The result has been an intense staring match of sorts as Amazon looks to control not only how we consume content but also what content is available. Publishers often have little choice but to play along. Amazon has the numbers: millions of Kindle users who can purchase e-books only from Amazon. (A library lending program started recently for Kindle users and Amazon Prime customers.)

Amazon sells its popular line of Kindle e-readers -- refreshed just in time for the all-important holiday shopping season -- at a loss. It does that to lock customers into consuming content on the devices and then charging them for e-books and for streaming movies, TV shows and music.

In this way, Amazon is taking its cue from Apple, which has long sought to control content as well as the method for delivering it.

Apple and Amazon take a cut -- often as high as 30 percent -- from many of the e-book, movie, music and app purchases through their specific stores. That can result in considerable profits.
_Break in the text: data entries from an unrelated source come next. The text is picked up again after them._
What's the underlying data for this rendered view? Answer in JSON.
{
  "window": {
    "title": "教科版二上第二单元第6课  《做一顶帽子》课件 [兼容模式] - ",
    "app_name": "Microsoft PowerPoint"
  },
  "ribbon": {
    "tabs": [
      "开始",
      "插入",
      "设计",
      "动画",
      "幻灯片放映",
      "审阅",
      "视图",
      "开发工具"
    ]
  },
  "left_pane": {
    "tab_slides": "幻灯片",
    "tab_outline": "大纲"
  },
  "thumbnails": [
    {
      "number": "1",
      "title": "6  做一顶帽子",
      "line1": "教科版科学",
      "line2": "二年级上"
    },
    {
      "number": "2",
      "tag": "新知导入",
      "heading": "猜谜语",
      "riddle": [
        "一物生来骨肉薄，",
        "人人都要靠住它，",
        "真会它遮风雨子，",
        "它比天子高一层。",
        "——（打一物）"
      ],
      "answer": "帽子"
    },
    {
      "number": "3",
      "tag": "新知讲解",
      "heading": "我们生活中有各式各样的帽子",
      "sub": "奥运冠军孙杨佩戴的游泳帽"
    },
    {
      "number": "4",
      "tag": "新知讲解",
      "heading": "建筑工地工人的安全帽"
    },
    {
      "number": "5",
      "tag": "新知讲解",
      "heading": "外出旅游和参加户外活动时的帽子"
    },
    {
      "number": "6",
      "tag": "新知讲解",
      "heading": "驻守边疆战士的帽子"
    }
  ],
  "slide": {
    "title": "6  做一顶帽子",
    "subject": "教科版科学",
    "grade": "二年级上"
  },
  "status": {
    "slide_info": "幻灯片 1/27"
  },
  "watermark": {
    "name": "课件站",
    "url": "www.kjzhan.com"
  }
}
Amazon also has started to court authors directly, cutting out publishers entirely and ensuring that more content is available only on the Kindle.

In the battle of platforms, many customers will ultimately be left out as each side looks to garner exclusive content. Prices won't be falling for content that only a couple of companies control. Many e-books already are more expensive than paperback versions of the same book.